Dans les pires scénarios émanant des catastrophes de la semaine dernière, Scor évalue que ses pertes totales en non-vie, nettes des protections proportionnelles et non-proportionnelles, ne dépasseront pas 185 M€ avant impôts. En ce qui concerne la réassurance vie, le groupe présidé par Denis Kessler a une exposition marginale : le montant de ses actifs au Japon ne dépasse pas 40 M€ et sont principalement investis en obligations d'Etat. Aucun de ses actifs ne sont affectés par la catastrophe. En tout état de cause, le réassureur affirme que sa solvabilité n'est pas remise en cause par ces événements.

Dommages limités

Pour l’allemand Munich Re également, les dommages s’avèrent limités. Le premier réassureur mondial, qui détient 12% du marché nippon de la réassurance, devrait payer une facture de 2 Md€, d'après les premières estimations évaluées sur un standard effectué pour les tremblements de terre au Japon (un événement survenant tous les 200 ans, soit un taux de survenance de 0,5%). C'est également le calcul de l’helvète Swiss Re qui table sur un montant des dommages entre 0,6 et 1 Md$. Si cet événement était survenu à Tokyo, il en aurait coûté près de 2 Md$ au deuxième réassureur mondial.

Pool sollicité

Les réassureurs européens sont d'autant plus soulagés que, d'après les informations émanant de la branche, Tepco, le gestionnaire de la centrale nucléaire de Fukushima, n'aurait plus souscrit depuis l'année dernière d'assurances dommages. Par ailleurs, les risques de tremblements de terre et de tsunamis sont exclus des polices RC. La facture des dégâts reviendra, par conséquent, à Tepco et à l'Etat japonais. Il se pourrait cependant que le pool nucléaire allemand intervienne dans la couverture des dommages.
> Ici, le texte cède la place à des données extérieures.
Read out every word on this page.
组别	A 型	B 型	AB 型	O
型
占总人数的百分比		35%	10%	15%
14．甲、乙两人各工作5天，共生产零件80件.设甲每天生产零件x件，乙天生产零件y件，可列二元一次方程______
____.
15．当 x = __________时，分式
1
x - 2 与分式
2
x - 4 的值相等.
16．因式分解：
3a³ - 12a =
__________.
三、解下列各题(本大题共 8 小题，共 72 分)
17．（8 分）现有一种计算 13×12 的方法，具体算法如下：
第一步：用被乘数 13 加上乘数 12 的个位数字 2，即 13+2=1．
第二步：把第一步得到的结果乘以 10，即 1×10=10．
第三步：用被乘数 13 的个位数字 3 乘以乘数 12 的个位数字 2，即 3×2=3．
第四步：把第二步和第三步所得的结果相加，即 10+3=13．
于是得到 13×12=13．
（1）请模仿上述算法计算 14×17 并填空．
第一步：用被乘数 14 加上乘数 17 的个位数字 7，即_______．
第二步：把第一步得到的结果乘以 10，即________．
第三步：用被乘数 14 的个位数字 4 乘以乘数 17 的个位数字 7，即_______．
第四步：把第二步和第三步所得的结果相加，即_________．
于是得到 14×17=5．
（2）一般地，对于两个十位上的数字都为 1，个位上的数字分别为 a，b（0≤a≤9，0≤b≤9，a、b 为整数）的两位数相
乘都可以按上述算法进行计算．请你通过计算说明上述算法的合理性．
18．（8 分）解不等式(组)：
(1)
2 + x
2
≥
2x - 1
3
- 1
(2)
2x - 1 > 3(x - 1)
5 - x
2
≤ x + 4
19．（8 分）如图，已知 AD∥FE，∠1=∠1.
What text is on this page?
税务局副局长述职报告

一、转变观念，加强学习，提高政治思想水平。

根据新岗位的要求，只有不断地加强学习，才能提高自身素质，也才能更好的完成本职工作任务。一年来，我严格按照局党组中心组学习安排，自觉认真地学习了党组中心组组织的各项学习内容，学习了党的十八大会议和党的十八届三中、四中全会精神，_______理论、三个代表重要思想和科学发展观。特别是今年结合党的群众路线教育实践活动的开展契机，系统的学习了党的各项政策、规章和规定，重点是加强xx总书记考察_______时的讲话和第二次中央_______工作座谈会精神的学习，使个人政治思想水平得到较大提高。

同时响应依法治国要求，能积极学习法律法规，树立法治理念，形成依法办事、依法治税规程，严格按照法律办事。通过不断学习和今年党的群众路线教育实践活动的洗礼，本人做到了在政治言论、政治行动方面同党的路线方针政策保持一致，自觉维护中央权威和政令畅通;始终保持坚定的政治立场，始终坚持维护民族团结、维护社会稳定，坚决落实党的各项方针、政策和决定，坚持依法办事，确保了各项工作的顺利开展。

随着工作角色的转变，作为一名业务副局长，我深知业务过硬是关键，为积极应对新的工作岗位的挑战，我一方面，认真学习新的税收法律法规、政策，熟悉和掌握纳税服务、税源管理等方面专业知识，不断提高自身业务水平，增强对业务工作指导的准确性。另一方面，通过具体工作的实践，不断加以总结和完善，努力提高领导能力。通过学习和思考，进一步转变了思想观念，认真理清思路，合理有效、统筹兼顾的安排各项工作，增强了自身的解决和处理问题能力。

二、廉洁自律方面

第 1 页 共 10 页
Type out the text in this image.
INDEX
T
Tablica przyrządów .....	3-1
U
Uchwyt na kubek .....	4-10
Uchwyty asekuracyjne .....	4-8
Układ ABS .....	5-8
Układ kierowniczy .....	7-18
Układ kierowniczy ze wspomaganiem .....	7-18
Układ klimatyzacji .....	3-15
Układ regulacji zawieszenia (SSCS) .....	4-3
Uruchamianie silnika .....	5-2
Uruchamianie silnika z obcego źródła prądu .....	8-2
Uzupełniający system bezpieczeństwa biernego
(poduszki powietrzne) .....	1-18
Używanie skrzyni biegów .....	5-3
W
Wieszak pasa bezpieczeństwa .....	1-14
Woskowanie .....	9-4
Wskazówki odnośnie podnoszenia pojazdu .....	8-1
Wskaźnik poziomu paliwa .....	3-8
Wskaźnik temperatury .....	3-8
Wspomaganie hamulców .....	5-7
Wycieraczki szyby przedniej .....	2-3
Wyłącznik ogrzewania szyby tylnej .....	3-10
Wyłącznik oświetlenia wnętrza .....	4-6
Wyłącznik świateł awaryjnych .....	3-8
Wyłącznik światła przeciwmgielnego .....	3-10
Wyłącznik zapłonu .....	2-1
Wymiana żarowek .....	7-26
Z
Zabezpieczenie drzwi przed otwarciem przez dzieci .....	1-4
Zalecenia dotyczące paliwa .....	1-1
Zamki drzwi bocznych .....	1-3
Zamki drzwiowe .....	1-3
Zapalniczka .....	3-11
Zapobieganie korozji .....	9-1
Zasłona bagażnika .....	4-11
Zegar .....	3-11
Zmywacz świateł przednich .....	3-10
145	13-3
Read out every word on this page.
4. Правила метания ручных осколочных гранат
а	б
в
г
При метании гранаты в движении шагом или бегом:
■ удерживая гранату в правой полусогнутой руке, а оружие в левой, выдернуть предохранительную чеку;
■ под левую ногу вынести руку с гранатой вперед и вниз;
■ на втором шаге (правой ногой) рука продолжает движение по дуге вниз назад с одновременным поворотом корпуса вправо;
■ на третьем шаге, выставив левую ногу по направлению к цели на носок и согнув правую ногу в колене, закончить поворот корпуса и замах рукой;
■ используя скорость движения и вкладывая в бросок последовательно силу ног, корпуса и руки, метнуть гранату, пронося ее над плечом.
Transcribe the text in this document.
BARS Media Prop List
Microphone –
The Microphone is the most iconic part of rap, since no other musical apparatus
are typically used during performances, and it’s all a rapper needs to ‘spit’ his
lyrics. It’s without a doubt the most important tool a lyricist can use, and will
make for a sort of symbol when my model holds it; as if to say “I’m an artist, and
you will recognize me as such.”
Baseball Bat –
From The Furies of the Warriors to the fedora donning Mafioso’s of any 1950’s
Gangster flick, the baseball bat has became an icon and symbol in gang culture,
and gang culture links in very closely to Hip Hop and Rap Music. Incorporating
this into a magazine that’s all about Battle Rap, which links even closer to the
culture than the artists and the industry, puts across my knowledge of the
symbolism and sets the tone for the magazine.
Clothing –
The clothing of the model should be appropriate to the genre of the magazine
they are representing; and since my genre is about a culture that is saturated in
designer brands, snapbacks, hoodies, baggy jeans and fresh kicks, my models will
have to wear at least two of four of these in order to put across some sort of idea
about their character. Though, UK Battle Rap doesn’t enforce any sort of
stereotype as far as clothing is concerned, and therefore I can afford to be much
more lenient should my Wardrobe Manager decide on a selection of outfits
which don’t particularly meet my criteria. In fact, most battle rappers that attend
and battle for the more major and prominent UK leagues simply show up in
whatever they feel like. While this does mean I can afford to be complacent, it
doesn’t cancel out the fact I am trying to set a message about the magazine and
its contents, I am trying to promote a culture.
Créé à la fin des années 50, ce pool nommé DKVG (Deutsche Kernreaktor-Versicherungsgemeinschaft), auquel abondent 38 assureurs et réassureurs allemands, prend en charge les risques nucléaires à l'international. Il est ainsi intervenu en 1979 à Harrisburg, aux Etats-Unis, lors de l'accident de la centrale Three Mile Island. La garantie directement offerte par le DKVG reste, toutefois, modeste avec 256 M€. Les quatre groupes énergétiques allemands (RWE, Vattenfall, Eon et EnBW) fournissent les 2,4 Md€ restants selon un principe de pool de solidarité.